IVF technique is not new in the medicine world. The intracytoplasmic sperm injection (ICSI) procedure was developed in the 1990s.
This process involves human specialists who try to bring together a woman's egg and a man's spermatozoon using a special needle under a microscope. Sometimes this effort results in fertilization. The fertilized egg, or embryo, is inserted in a woman’s womb for development in natural conditions.
This practice is very delicate and requires a great deal of labor, therefore it is expensive - each attempt at pregnancy costs between 5,000 and 20,000 US dollars, depending on the country.

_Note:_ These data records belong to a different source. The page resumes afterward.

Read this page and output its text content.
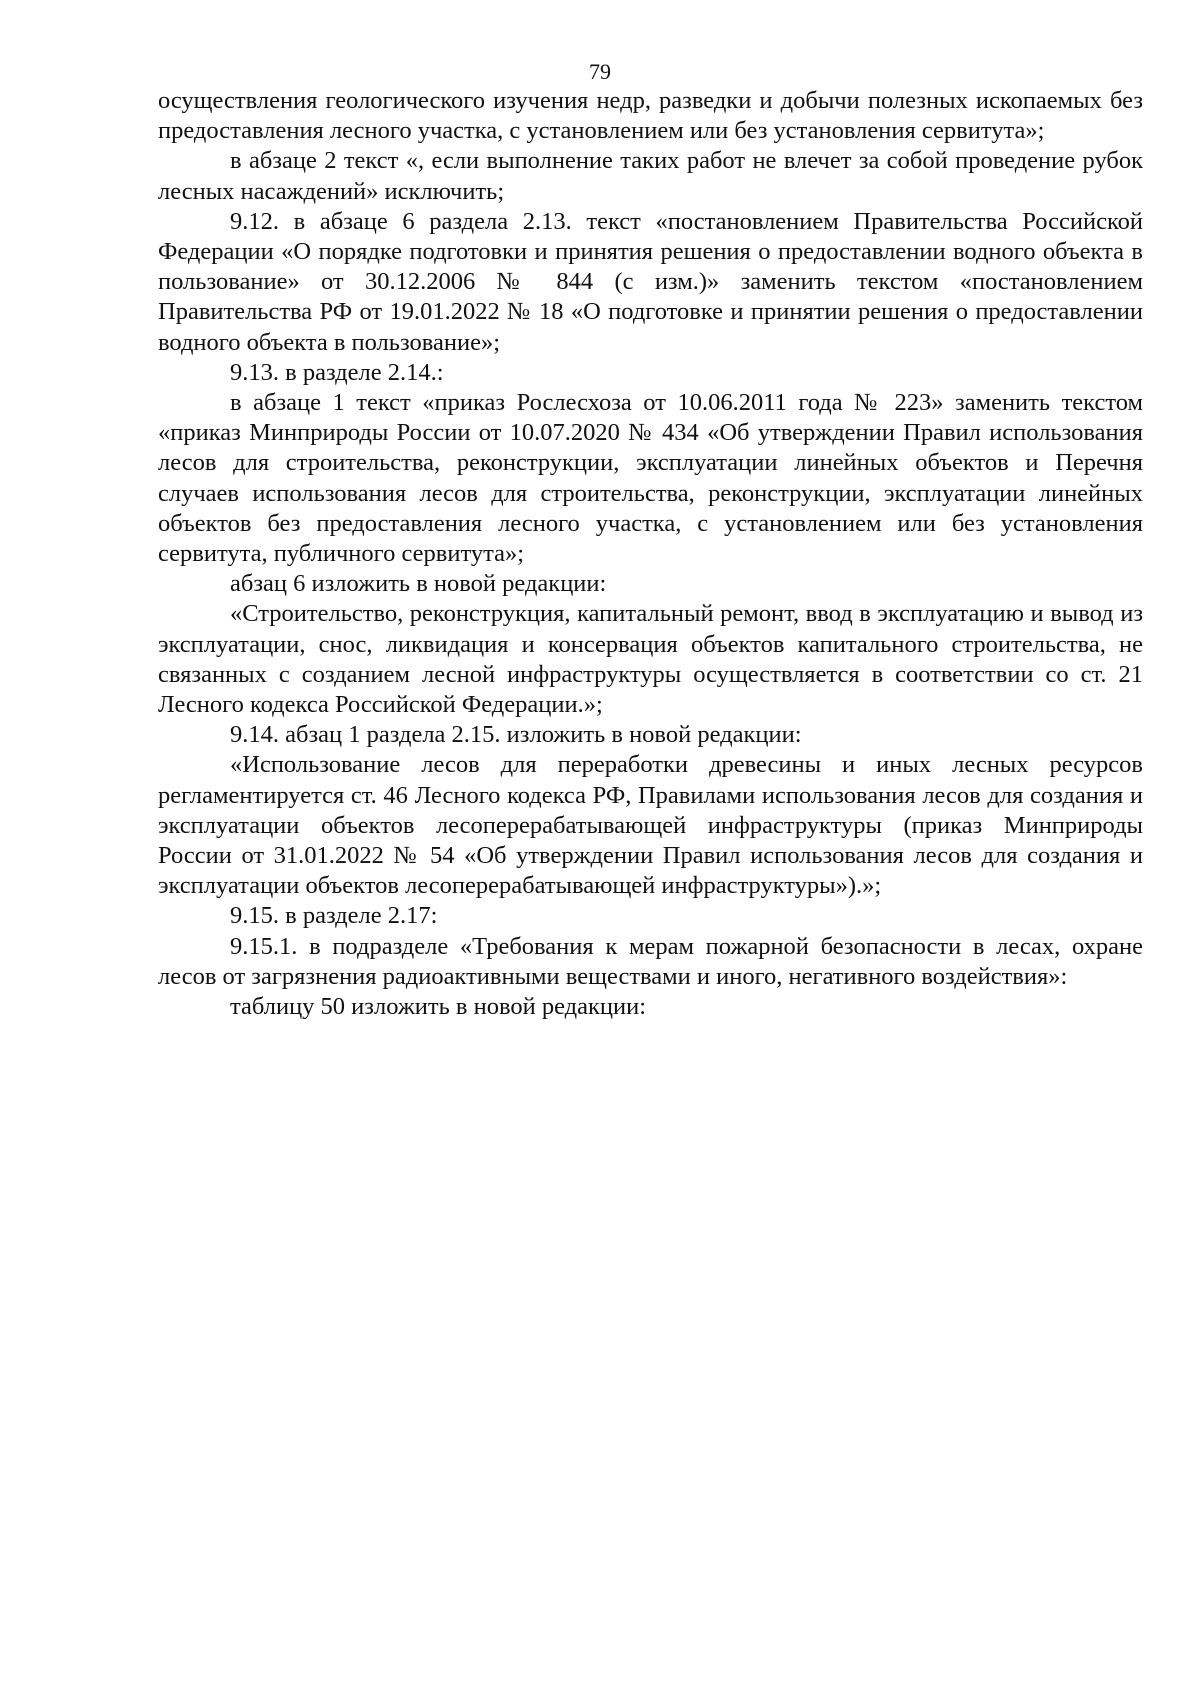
79

осуществления геологического изучения недр, разведки и добычи полезных ископаемых без предоставления лесного участка, с установлением или без установления сервитута»;

в абзаце 2 текст «, если выполнение таких работ не влечет за собой проведение рубок лесных насаждений» исключить;

9.12. в абзаце 6 раздела 2.13. текст «постановлением Правительства Российской Федерации «О порядке подготовки и принятия решения о предоставлении водного объекта в пользование» от 30.12.2006 № 844 (с изм.)» заменить текстом «постановлением Правительства РФ от 19.01.2022 № 18 «О подготовке и принятии решения о предоставлении водного объекта в пользование»;

9.13. в разделе 2.14.:

в абзаце 1 текст «приказ Рослесхоза от 10.06.2011 года № 223» заменить текстом «приказ Минприроды России от 10.07.2020 № 434 «Об утверждении Правил использования лесов для строительства, реконструкции, эксплуатации линейных объектов и Перечня случаев использования лесов для строительства, реконструкции, эксплуатации линейных объектов без предоставления лесного участка, с установлением или без установления сервитута, публичного сервитута»;

абзац 6 изложить в новой редакции:

«Строительство, реконструкция, капитальный ремонт, ввод в эксплуатацию и вывод из эксплуатации, снос, ликвидация и консервация объектов капитального строительства, не связанных с созданием лесной инфраструктуры осуществляется в соответствии со ст. 21 Лесного кодекса Российской Федерации.»;

9.14. абзац 1 раздела 2.15. изложить в новой редакции:

«Использование лесов для переработки древесины и иных лесных ресурсов регламентируется ст. 46 Лесного кодекса РФ, Правилами использования лесов для создания и эксплуатации объектов лесоперерабатывающей инфраструктуры (приказ Минприроды России от 31.01.2022 № 54 «Об утверждении Правил использования лесов для создания и эксплуатации объектов лесоперерабатывающей инфраструктуры»).»;

9.15. в разделе 2.17:

9.15.1. в подразделе «Требования к мерам пожарной безопасности в лесах, охране лесов от загрязнения радиоактивными веществами и иного, негативного воздействия»:

таблицу 50 изложить в новой редакции:
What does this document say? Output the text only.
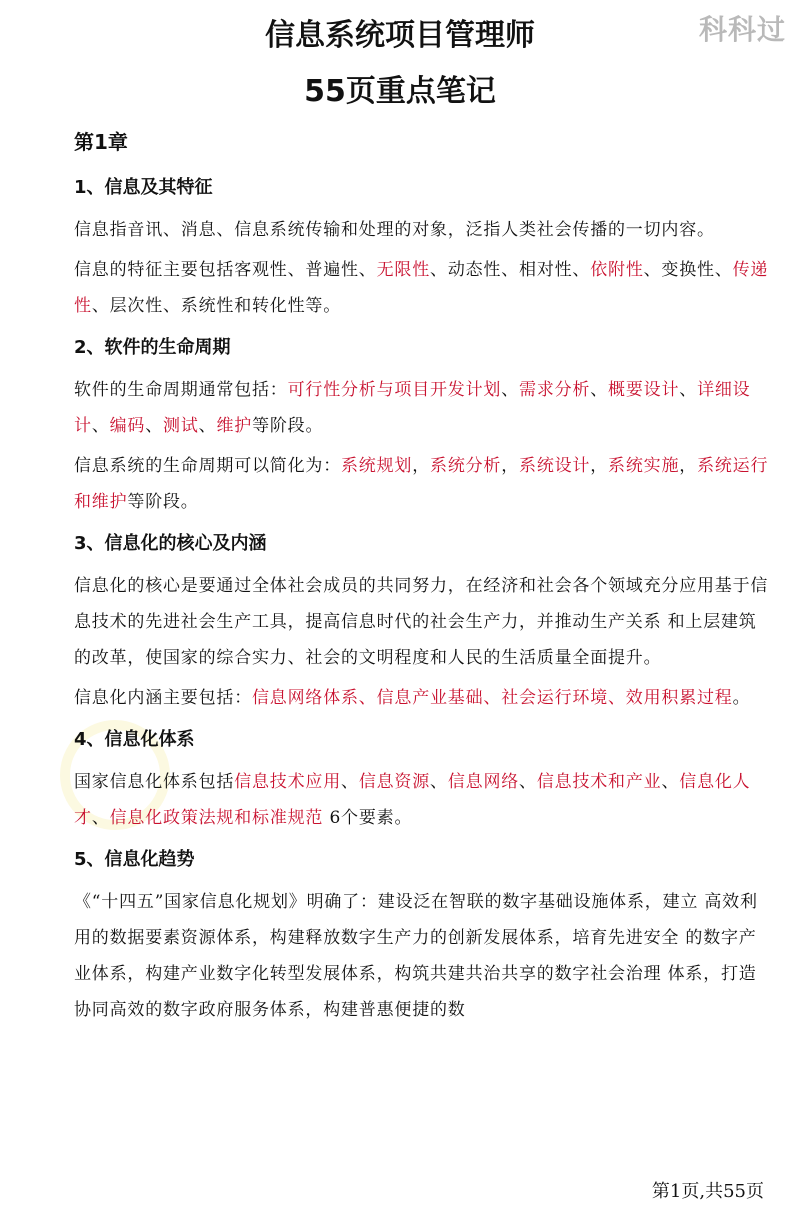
科科过
信息系统项目管理师
55页重点笔记
第1章
1、信息及其特征
信息指音讯、消息、信息系统传输和处理的对象，泛指人类社会传播的一切内容。
信息的特征主要包括客观性、普遍性、无限性、动态性、相对性、依附性、变换性、传递性、层次性、系统性和转化性等。
2、软件的生命周期
软件的生命周期通常包括：可行性分析与项目开发计划、需求分析、概要设计、详细设计、编码、测试、维护等阶段。
信息系统的生命周期可以简化为：系统规划，系统分析，系统设计，系统实施，系统运行和维护等阶段。
3、信息化的核心及内涵
信息化的核心是要通过全体社会成员的共同努力，在经济和社会各个领域充分应用基于信息技术的先进社会生产工具，提高信息时代的社会生产力，并推动生产关系 和上层建筑的改革，使国家的综合实力、社会的文明程度和人民的生活质量全面提升。
信息化内涵主要包括：信息网络体系、信息产业基础、社会运行环境、效用积累过程。
4、信息化体系
国家信息化体系包括信息技术应用、信息资源、信息网络、信息技术和产业、信息化人才、信息化政策法规和标准规范 6个要素。
5、信息化趋势
《“十四五”国家信息化规划》明确了：建设泛在智联的数字基础设施体系，建立 高效利用的数据要素资源体系，构建释放数字生产力的创新发展体系，培育先进安全 的数字产业体系，构建产业数字化转型发展体系，构筑共建共治共享的数字社会治理 体系，打造协同高效的数字政府服务体系，构建普惠便捷的数
第1页,共55页
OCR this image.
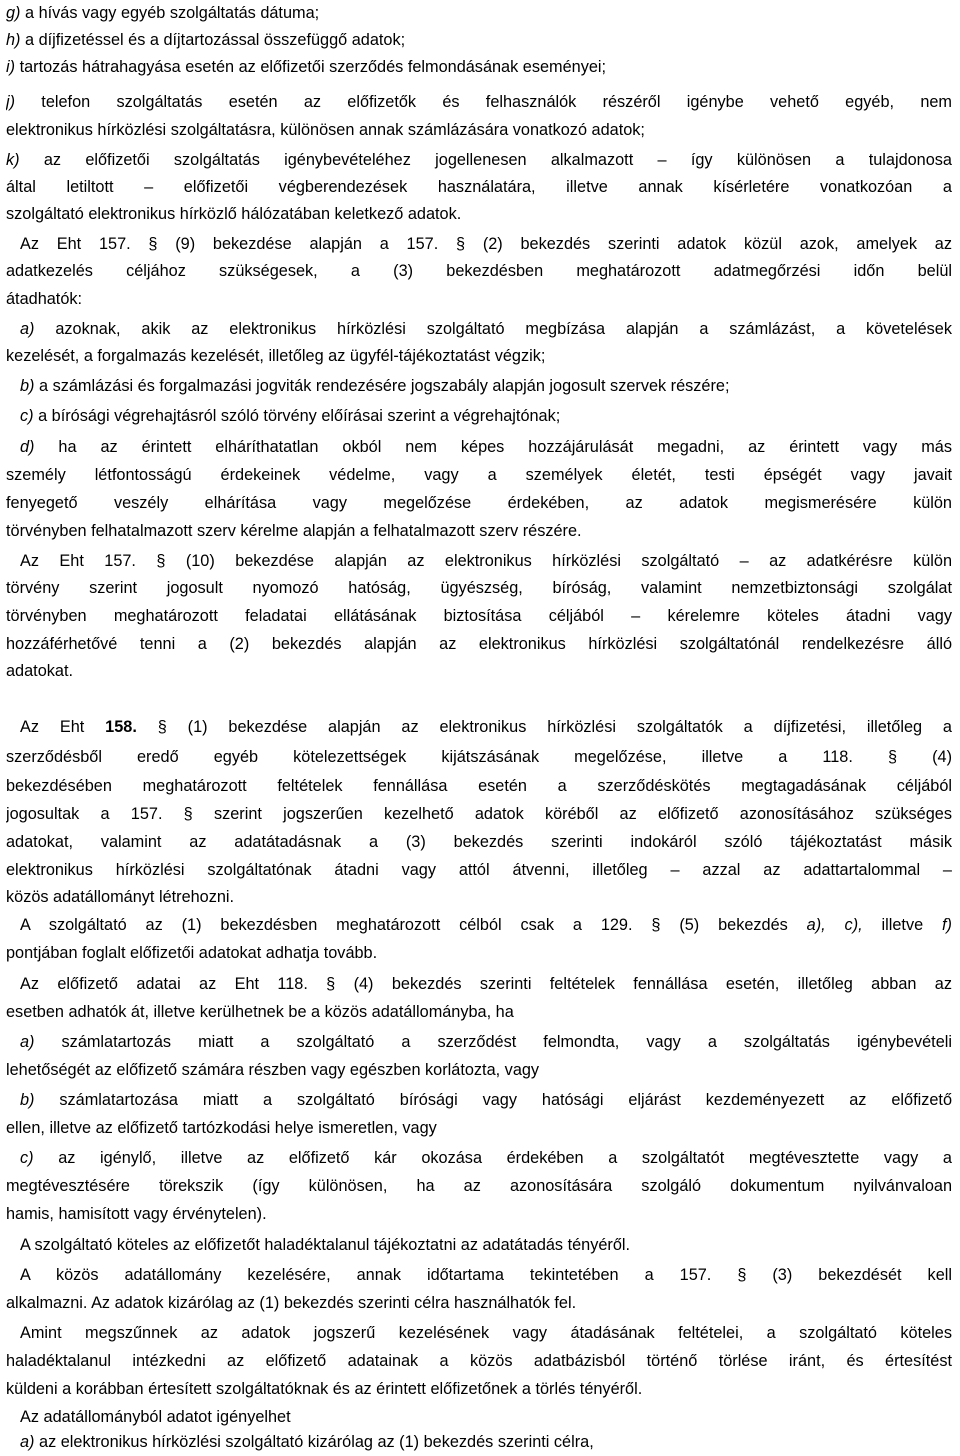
g) a hívás vagy egyéb szolgáltatás dátuma;
h) a díjfizetéssel és a díjtartozással összefüggő adatok;
i) tartozás hátrahagyása esetén az előfizetői szerződés felmondásának eseményei;
j) telefon szolgáltatás esetén az előfizetők és felhasználók részéről igénybe vehető egyéb, nem
elektronikus hírközlési szolgáltatásra, különösen annak számlázására vonatkozó adatok;
k) az előfizetői szolgáltatás igénybevételéhez jogellenesen alkalmazott – így különösen a tulajdonosa
által letiltott – előfizetői végberendezések használatára, illetve annak kísérletére vonatkozóan a
szolgáltató elektronikus hírközlő hálózatában keletkező adatok.
Az Eht 157. § (9) bekezdése alapján a 157. § (2) bekezdés szerinti adatok közül azok, amelyek az
adatkezelés céljához szükségesek, a (3) bekezdésben meghatározott adatmegőrzési időn belül
átadhatók:
a) azoknak, akik az elektronikus hírközlési szolgáltató megbízása alapján a számlázást, a követelések
kezelését, a forgalmazás kezelését, illetőleg az ügyfél-tájékoztatást végzik;
b) a számlázási és forgalmazási jogviták rendezésére jogszabály alapján jogosult szervek részére;
c) a bírósági végrehajtásról szóló törvény előírásai szerint a végrehajtónak;
d) ha az érintett elháríthatatlan okból nem képes hozzájárulását megadni, az érintett vagy más
személy létfontosságú érdekeinek védelme, vagy a személyek életét, testi épségét vagy javait
fenyegető veszély elhárítása vagy megelőzése érdekében, az adatok megismerésére külön
törvényben felhatalmazott szerv kérelme alapján a felhatalmazott szerv részére.
Az Eht 157. § (10) bekezdése alapján az elektronikus hírközlési szolgáltató – az adatkérésre külön
törvény szerint jogosult nyomozó hatóság, ügyészség, bíróság, valamint nemzetbiztonsági szolgálat
törvényben meghatározott feladatai ellátásának biztosítása céljából – kérelemre köteles átadni vagy
hozzáférhetővé tenni a (2) bekezdés alapján az elektronikus hírközlési szolgáltatónál rendelkezésre álló
adatokat.
Az Eht 158. § (1) bekezdése alapján az elektronikus hírközlési szolgáltatók a díjfizetési, illetőleg a
szerződésből eredő egyéb kötelezettségek kijátszásának megelőzése, illetve a 118. § (4)
bekezdésében meghatározott feltételek fennállása esetén a szerződéskötés megtagadásának céljából
jogosultak a 157. § szerint jogszerűen kezelhető adatok köréből az előfizető azonosításához szükséges
adatokat, valamint az adatátadásnak a (3) bekezdés szerinti indokáról szóló tájékoztatást másik
elektronikus hírközlési szolgáltatónak átadni vagy attól átvenni, illetőleg – azzal az adattartalommal –
közös adatállományt létrehozni.
A szolgáltató az (1) bekezdésben meghatározott célból csak a 129. § (5) bekezdés a), c), illetve f)
pontjában foglalt előfizetői adatokat adhatja tovább.
Az előfizető adatai az Eht 118. § (4) bekezdés szerinti feltételek fennállása esetén, illetőleg abban az
esetben adhatók át, illetve kerülhetnek be a közös adatállományba, ha
a) számlatartozás miatt a szolgáltató a szerződést felmondta, vagy a szolgáltatás igénybevételi
lehetőségét az előfizető számára részben vagy egészben korlátozta, vagy
b) számlatartozása miatt a szolgáltató bírósági vagy hatósági eljárást kezdeményezett az előfizető
ellen, illetve az előfizető tartózkodási helye ismeretlen, vagy
c) az igénylő, illetve az előfizető kár okozása érdekében a szolgáltatót megtévesztette vagy a
megtévesztésére törekszik (így különösen, ha az azonosítására szolgáló dokumentum nyilvánvaloan
hamis, hamisított vagy érvénytelen).
A szolgáltató köteles az előfizetőt haladéktalanul tájékoztatni az adatátadás tényéről.
A közös adatállomány kezelésére, annak időtartama tekintetében a 157. § (3) bekezdését kell
alkalmazni. Az adatok kizárólag az (1) bekezdés szerinti célra használhatók fel.
Amint megszűnnek az adatok jogszerű kezelésének vagy átadásának feltételei, a szolgáltató köteles
haladéktalanul intézkedni az előfizető adatainak a közös adatbázisból történő törlése iránt, és értesítést
küldeni a korábban értesített szolgáltatóknak és az érintett előfizetőnek a törlés tényéről.
Az adatállományból adatot igényelhet
a) az elektronikus hírközlési szolgáltató kizárólag az (1) bekezdés szerinti célra,
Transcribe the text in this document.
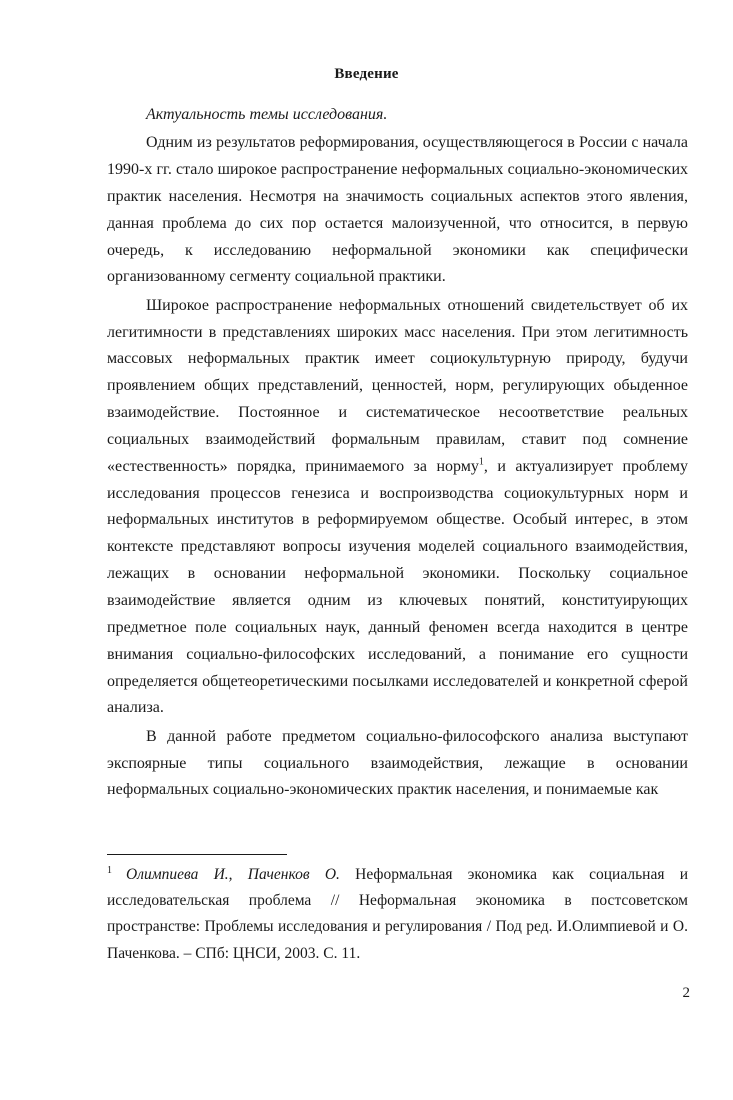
Введение

Актуальность темы исследования.

Одним из результатов реформирования, осуществляющегося в России с начала 1990-х гг. стало широкое распространение неформальных социально-экономических практик населения. Несмотря на значимость социальных аспектов этого явления, данная проблема до сих пор остается малоизученной, что относится, в первую очередь, к исследованию неформальной экономики как специфически организованному сегменту социальной практики.

Широкое распространение неформальных отношений свидетельствует об их легитимности в представлениях широких масс населения. При этом легитимность массовых неформальных практик имеет социокультурную природу, будучи проявлением общих представлений, ценностей, норм, регулирующих обыденное взаимодействие. Постоянное и систематическое несоответствие реальных социальных взаимодействий формальным правилам, ставит под сомнение «естественность» порядка, принимаемого за норму$^1$, и актуализирует проблему исследования процессов генезиса и воспроизводства социокультурных норм и неформальных институтов в реформируемом обществе. Особый интерес, в этом контексте представляют вопросы изучения моделей социального взаимодействия, лежащих в основании неформальной экономики. Поскольку социальное взаимодействие является одним из ключевых понятий, конституирующих предметное поле социальных наук, данный феномен всегда находится в центре внимания социально-философских исследований, а понимание его сущности определяется общетеоретическими посылками исследователей и конкретной сферой анализа.

В данной работе предметом социально-философского анализа выступают экспоярные типы социального взаимодействия, лежащие в основании неформальных социально-экономических практик населения, и понимаемые как

$^1$ Олимпиева И., Паченков О. Неформальная экономика как социальная и исследовательская проблема // Неформальная экономика в постсоветском пространстве: Проблемы исследования и регулирования / Под ред. И.Олимпиевой и О. Паченкова. – СПб: ЦНСИ, 2003. С. 11.

2
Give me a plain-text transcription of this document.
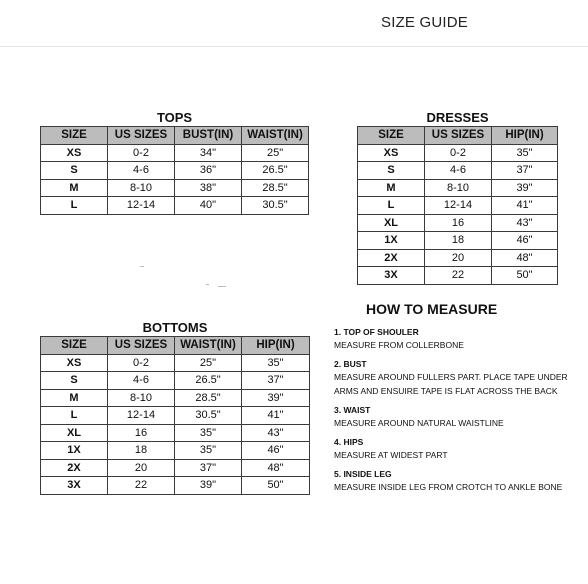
SIZE GUIDE
TOPS			
SIZE	US SIZES	BUST(IN)	WAIST(IN)
XS	0-2	34"	25"
S	4-6	36"	26.5"
M	8-10	38"	28.5"
L	12-14	40"	30.5"
DRESSES		
SIZE	US SIZES	HIP(IN)
XS	0-2	35"
S	4-6	37"
M	8-10	39"
L	12-14	41"
XL	16	43"
1X	18	46"
2X	20	48"
3X	22	50"
BOTTOMS			
SIZE	US SIZES	WAIST(IN)	HIP(IN)
XS	0-2	25"	35"
S	4-6	26.5"	37"
M	8-10	28.5"	39"
L	12-14	30.5"	41"
XL	16	35"	43"
1X	18	35"	46"
2X	20	37"	48"
3X	22	39"	50"
HOW TO MEASURE
1. TOP OF SHOULER
MEASURE FROM COLLERBONE
2. BUST
MEASURE AROUND FULLERS PART. PLACE TAPE UNDER
ARMS AND ENSUIRE TAPE IS FLAT ACROSS THE BACK
3. WAIST
MEASURE AROUND NATURAL WAISTLINE
4. HIPS
MEASURE AT WIDEST PART
5. INSIDE LEG
MEASURE INSIDE LEG FROM CROTCH TO ANKLE BONE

Overture Life makes this process much cheaper and more accessible thanks to the automation of some operations. The startup has raised about 37 million dollars from investors, one of whom happens to be former YouTube CEO Susan Wojcicki.
Overture Life has filed a patent application describing a “biochip” in miniature for IVF lab, with hidden reservoirs containing growth fluids and tiny channels for sperm injection. Overture Life is not alone in this highly profitable industry; AutoIVF, IVF 2.0, Conceivable Life Sciences, and Fertilis are among a few competitors to name.
Whether the method of robot-managing fertilization will be adopted in the area of reproductive health remains to be seen. About 500,000 children are born through IVF globally each year.